Однако "специфическое связывание" также может относиться к способности антитела различать антиген-мишень и один или несколько близкородственных антигенов, которые используют в качестве ориентиров, например, MST1R-мишень и семафорин-мишень. Кроме того, "специфическое связывание" может относиться к способности антитела различать различные части его антигена-мишени, например, различные домены или области MST1R, такие как эпитопы в N-концевой или в C-концевой области MST1R-мишени, или один или несколько ключевых аминокислотных остатков или участков из аминокислотных остатков MST1R-мишени.
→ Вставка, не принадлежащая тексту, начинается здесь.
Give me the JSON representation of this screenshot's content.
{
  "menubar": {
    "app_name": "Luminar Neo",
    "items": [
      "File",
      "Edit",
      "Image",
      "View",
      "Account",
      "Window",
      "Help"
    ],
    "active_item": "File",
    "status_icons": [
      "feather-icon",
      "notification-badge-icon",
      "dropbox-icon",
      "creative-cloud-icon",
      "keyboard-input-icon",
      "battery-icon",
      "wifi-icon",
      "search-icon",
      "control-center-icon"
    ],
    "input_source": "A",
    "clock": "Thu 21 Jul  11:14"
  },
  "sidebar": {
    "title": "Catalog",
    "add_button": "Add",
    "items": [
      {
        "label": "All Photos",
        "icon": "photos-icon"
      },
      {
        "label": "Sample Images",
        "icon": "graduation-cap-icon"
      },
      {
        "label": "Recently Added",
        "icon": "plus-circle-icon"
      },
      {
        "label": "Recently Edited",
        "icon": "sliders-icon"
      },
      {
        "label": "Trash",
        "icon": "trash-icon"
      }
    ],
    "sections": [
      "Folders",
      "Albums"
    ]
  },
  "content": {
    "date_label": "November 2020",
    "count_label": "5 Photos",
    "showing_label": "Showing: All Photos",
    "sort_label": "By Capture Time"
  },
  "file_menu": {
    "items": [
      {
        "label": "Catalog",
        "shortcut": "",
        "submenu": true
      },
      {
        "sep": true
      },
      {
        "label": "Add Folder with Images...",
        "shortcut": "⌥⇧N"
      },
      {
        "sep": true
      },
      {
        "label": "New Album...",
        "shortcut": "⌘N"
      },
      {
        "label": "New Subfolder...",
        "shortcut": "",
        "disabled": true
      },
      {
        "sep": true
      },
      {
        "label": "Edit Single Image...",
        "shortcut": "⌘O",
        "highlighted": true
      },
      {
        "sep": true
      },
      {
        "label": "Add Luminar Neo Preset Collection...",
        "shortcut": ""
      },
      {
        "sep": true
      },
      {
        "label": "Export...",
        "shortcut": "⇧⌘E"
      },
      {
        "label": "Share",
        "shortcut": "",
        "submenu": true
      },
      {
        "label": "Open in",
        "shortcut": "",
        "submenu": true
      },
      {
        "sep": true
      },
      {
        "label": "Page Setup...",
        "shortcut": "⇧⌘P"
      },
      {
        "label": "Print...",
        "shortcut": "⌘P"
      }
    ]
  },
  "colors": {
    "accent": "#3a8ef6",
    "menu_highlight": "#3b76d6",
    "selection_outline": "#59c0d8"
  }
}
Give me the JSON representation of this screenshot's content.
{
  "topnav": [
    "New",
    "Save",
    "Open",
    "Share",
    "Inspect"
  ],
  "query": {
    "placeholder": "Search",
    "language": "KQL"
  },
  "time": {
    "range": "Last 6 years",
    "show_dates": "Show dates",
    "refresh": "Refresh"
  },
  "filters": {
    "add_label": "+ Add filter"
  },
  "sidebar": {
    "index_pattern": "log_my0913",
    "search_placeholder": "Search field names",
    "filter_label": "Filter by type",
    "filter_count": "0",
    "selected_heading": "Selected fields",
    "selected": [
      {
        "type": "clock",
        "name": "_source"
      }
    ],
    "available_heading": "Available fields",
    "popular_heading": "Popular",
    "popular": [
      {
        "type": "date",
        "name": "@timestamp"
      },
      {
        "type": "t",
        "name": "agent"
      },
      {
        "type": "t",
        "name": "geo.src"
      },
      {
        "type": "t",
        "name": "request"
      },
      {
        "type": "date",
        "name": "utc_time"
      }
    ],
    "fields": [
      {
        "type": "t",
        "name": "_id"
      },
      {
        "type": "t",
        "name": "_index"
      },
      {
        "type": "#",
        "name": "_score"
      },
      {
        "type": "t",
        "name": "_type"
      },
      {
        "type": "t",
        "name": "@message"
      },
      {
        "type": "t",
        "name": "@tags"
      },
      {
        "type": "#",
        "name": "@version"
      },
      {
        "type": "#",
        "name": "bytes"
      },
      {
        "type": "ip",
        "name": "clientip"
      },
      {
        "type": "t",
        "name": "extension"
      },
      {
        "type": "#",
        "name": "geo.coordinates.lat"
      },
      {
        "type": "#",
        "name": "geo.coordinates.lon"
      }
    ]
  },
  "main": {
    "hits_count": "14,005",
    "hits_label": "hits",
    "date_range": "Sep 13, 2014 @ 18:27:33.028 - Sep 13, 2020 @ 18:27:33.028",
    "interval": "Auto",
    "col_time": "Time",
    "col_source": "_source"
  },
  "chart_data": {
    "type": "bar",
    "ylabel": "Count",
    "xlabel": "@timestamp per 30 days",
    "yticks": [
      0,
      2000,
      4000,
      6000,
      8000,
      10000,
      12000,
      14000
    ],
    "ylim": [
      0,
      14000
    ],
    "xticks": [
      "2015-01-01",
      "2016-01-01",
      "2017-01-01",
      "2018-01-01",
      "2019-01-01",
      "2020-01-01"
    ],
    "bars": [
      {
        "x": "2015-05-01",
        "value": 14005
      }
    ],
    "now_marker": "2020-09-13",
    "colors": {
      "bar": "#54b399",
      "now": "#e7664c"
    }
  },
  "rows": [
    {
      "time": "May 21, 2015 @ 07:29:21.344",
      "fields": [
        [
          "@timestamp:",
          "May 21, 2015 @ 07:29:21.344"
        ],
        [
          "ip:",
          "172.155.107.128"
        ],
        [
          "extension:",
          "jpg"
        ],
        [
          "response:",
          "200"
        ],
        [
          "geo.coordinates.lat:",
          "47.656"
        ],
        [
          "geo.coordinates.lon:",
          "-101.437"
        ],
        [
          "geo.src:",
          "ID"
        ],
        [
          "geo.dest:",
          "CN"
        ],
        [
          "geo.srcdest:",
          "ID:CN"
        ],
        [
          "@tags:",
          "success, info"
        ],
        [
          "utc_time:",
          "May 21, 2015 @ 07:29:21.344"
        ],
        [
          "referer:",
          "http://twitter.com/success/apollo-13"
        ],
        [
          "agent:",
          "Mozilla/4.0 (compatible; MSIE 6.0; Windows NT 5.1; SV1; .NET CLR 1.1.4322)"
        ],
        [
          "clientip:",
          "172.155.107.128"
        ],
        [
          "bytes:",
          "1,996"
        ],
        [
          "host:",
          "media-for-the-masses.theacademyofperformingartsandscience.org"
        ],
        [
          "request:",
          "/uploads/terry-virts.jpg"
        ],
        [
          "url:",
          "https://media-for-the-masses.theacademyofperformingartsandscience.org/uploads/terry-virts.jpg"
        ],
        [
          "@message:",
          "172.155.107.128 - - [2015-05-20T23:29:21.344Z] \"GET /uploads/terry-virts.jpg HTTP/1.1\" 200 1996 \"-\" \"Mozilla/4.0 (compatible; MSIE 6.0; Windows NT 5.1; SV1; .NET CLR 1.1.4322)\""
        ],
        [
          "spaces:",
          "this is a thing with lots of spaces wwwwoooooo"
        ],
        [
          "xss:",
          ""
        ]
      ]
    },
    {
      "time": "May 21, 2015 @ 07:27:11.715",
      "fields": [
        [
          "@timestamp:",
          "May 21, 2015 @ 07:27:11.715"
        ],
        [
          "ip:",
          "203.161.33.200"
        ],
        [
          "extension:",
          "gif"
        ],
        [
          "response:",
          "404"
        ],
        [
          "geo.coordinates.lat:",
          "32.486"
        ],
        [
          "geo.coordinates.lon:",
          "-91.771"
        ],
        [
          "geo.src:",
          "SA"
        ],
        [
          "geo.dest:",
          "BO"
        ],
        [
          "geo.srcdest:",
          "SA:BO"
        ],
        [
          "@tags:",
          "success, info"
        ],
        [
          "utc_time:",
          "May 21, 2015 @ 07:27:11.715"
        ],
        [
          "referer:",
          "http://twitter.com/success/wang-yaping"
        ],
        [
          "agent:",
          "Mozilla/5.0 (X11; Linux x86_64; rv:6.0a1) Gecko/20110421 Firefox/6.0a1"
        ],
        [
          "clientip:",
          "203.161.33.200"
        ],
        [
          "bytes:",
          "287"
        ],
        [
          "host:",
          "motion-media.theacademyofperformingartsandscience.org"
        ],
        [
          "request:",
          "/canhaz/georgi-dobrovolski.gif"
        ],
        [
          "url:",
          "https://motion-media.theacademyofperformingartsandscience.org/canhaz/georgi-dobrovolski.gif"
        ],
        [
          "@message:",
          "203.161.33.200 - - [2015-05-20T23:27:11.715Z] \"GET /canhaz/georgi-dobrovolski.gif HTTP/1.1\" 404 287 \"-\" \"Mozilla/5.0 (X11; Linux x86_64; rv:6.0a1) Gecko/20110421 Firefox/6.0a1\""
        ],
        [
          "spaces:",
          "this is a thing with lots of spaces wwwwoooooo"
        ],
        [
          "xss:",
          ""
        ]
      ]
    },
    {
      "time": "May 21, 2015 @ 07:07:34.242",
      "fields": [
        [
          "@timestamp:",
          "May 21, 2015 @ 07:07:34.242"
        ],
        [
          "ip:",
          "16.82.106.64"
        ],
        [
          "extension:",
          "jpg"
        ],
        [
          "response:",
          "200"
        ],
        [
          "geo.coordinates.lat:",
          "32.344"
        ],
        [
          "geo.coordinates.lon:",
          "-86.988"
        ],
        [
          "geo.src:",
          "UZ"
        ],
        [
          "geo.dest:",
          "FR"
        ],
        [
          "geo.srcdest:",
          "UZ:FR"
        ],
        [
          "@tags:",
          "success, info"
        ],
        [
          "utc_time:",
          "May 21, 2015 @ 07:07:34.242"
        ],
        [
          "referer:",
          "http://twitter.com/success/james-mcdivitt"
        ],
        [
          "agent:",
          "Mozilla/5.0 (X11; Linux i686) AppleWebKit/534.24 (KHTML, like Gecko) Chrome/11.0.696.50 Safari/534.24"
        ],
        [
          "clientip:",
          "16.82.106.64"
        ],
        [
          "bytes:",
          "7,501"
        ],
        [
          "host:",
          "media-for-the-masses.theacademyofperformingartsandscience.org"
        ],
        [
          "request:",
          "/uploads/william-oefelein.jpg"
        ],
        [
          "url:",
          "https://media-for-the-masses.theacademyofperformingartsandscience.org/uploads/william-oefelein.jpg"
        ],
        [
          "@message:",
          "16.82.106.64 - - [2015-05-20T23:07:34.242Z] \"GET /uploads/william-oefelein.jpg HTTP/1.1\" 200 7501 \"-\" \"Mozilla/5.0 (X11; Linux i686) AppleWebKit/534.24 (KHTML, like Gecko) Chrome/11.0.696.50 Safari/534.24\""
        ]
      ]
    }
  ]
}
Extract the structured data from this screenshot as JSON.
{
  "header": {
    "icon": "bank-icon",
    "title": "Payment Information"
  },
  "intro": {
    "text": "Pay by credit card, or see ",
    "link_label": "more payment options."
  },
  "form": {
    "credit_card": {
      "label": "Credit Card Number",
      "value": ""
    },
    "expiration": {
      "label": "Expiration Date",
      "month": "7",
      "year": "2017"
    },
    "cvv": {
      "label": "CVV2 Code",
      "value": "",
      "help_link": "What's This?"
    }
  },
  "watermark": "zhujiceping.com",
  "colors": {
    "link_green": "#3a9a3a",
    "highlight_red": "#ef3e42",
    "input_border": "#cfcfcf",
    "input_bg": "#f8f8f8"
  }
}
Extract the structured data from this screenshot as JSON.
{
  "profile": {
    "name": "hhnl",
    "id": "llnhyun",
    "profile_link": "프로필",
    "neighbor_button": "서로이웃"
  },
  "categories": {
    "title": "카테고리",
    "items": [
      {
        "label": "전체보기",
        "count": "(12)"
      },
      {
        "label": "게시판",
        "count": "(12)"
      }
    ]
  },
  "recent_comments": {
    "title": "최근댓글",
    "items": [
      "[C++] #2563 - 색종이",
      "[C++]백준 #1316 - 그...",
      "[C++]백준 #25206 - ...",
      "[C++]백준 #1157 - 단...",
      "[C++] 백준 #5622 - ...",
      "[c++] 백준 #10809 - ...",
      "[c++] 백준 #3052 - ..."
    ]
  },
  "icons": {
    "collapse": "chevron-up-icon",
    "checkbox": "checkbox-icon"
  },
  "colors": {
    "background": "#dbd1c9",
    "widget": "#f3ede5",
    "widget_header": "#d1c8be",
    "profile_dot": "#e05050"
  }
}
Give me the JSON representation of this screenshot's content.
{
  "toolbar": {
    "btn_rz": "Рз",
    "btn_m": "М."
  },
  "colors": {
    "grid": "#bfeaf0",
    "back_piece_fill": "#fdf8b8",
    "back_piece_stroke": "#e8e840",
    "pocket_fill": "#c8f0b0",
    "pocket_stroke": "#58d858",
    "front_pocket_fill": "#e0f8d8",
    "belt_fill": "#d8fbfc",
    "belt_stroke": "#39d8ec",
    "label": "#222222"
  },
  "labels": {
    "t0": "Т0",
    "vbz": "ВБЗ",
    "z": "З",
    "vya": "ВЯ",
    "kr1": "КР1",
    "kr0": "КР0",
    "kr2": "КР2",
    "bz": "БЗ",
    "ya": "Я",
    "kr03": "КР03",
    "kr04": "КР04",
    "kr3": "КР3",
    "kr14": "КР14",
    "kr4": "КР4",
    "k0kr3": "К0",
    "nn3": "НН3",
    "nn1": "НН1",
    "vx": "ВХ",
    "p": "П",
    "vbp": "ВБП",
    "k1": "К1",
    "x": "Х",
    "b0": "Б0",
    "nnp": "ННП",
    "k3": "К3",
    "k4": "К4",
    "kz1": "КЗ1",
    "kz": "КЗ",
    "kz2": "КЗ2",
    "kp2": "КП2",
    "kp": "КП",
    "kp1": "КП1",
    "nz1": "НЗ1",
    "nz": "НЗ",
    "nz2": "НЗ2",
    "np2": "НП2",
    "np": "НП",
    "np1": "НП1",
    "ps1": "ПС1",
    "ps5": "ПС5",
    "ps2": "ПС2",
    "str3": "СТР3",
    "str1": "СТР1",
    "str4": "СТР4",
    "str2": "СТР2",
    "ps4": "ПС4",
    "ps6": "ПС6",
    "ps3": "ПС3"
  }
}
Также, как используют в настоящем документе, "иммуноглобулин" (Ig) в настоящем документе определен как белок, принадлежащий классу IgG, IgM, IgE, IgA или IgD (или любому их подклассу), и включает все общеизвестные антитела и их функциональные фрагменты. "Функциональный фрагмент" антитела/иммуноглобулина в настоящем документе определен как фрагмент антитела/иммуноглобулина (например, вариабельная область IgG), который сохраняет антиген-связывающую область. "Антиген-связывающая область" антитела, как правило, находится в одной или нескольких гипервариабельных областях антитела, т.е., в областях CDR-1, -2 и/или -3; однако "каркасные" области вариабельного домена также могут играть важную роль в связывании антигена, такую как обеспечение поддержки для CDR. В различных вариантах осуществления "антиген-связывающая область" содержит по меньшей мере аминокислотные остатки 4-103 вариабельного домена легкой цепи (VL) и 5-109 вариабельного домена тяжелой цепи (VH), аминокислотные остатки 3-107 VL и 4-111 VH, и являются полными цепями VL и VH (положения аминокислот 1-109 VL и 1-113 VH; нумерация по WO 97/08320). Характерный класс иммуноглобулинов для применения в вариантах осуществления, описываемых в настоящем документе, представляет собой IgG. "Функциональные фрагменты" по изобретению включают домен F(ab')₂-фрагмента, Fab-фрагмент и scFv. F(ab')₂ или Fab можно конструировать для минимизации или полного устранения межмолекулярных взаимодействий в виде образования дисульфидных связей, которые происходят между доменами CH1 и CL.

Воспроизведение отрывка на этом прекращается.